Undertaking a medical record review to explore continuity between two different providers is a complex and resource-intensive task. As seen in this implementation in six MA plans, a full set of records could be retrieved for fewer than half the projected number of patients. There are considerable legal barriers in some states to obtaining mental health records (
33), in addition to the perception of many behavioral health providers that their records may not be released without written consent even for continuity of care, although this appears to be an inaccurate perception of the legal rules in most states (
34). However, detailed review of medical records indicated that clinically relevant information, which is fundamental to information continuity, was lost between mental health and primary care settings. Information about mental health hospitalizations was transmitted (in a documented way) to PCPs in a timely fashion for fewer than half of such hospitalizations, and PCPs appeared to be unaware of the initiation of 39% of psychotropic medications, including antipsychotic and benzodiazepine medications. These findings suggest significant unmet need that would not be identified by using less intensive evaluation techniques.

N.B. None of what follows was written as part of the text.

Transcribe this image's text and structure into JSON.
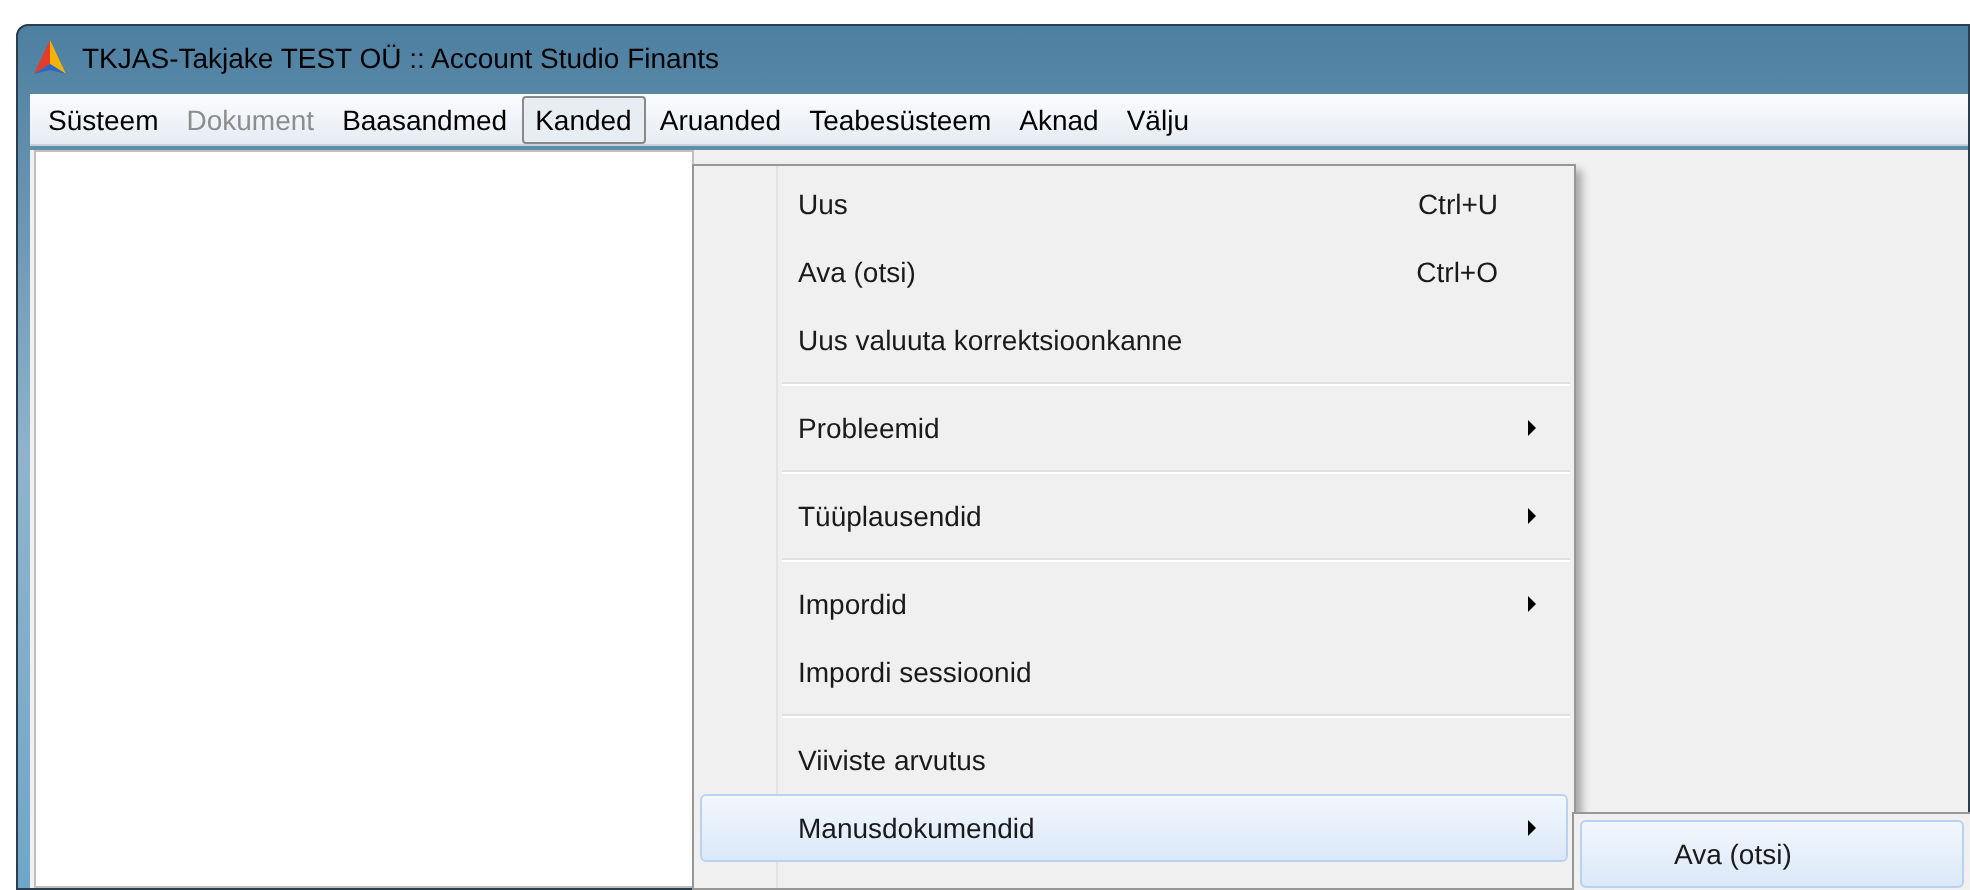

It seems axiomatic that continuity would be enhanced when MHPs and PCPs have mutual-access to a combined set of records. However, under such circumstances, PCPs did not access mental health records even half the time, although information continuity was far better than among providers without a mutual-access EHR. In all cases, PCPs in the plan with the mutual-access EHR accessed the medication list that included the mental health medications, making this medical record construction a “favorable default” for ensuring information continuity. However, it bears noting that not all so-called mutual-access EHRs offer PCPs access to mental health records; these data suggest that limiting such information would impede continuity of care.
This study had several limitations, including a small sample and the small number of plans participating, potentially limiting the generalizability of findings. The records received by plans represented only half the patients identified. Furthermore, no clinical information was collected that might provide context for the study findings. PCPs may have interacted with MHPs but may not have documented this in the record. In addition, the nature of the consultation (one time or for ongoing care) was not known. In addition, all but one patient with a mutual-access EHR came from a single MA plan. As a result, the relationship of continuity to having a mutual-access EHR might have been the result of plan-level characteristics rather than the type of record.
Despite these limitations, this study of information continuity between MHPs and PCPs indicated startling unmet need that would have been identified only by such a detailed medical record review. The clinical implications of discontinuity (for example, mental health outcomes and medication adherence) require study. A mutual-access EHR served to mitigate but not eliminate the stark discontinuity between mental health and primary care.